Mannheim. „Wir wollen niemandem Angst vor dem Klimawandel machen, sondern wir wollen helfen, damit konstruktiv umzugehen. Jahrelang wurde Klimaschutz betrieben. Jetzt muss dringend Klimaanpassung hinzukommen.“ Das betont Sven Schneider, Professor an der Medizinischen Fakultät Mannheim der Universität Heidelberg, der mit anderen Forschenden sowie mit dem Deutschen Olympischen Sportbund (DOSB) und dem Verein Deutsche Allianz Klimawandel und Gesundheit klug federführend einen Musterhitzeschutzplan für den organisierten Sport erarbeitet hat.

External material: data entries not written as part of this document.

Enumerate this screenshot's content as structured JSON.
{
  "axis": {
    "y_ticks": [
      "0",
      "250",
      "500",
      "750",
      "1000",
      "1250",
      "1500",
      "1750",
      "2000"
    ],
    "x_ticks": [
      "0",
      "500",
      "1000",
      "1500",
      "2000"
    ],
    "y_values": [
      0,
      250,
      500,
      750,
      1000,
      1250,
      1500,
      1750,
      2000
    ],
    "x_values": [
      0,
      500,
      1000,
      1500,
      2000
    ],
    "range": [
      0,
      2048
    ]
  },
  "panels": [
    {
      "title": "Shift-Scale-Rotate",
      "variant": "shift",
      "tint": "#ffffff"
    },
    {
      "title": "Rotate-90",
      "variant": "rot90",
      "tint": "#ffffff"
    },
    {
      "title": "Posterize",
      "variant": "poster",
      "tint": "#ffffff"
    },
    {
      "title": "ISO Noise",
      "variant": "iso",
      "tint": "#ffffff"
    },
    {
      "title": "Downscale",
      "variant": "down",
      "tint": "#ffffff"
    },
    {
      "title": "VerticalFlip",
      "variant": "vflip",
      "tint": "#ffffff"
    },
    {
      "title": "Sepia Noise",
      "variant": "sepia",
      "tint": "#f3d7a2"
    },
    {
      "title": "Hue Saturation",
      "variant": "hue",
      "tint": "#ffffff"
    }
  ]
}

Dieser wird am 4. Juni im Rahmen des nationalen Hitzeaktionstages als Bundesempfehlung vom Bundesgesundheitsministerium vorgestellt. Beteiligt an der Erstellung des Musterhitzeschutzplans waren auch Sportler, Trainer und ärztliches Personal. Im Interview mit dieser Redaktion berichtet der Wissenschaftler, was es mit der Bundesempfehlung auf sich hat und welche Handreichung er bietet.
Herr Schneider, wie wichtig ist es, dass sich der organisierte Sport darüber Gedanken macht, welche Auswirkungen Hitze auf die Sportler hat?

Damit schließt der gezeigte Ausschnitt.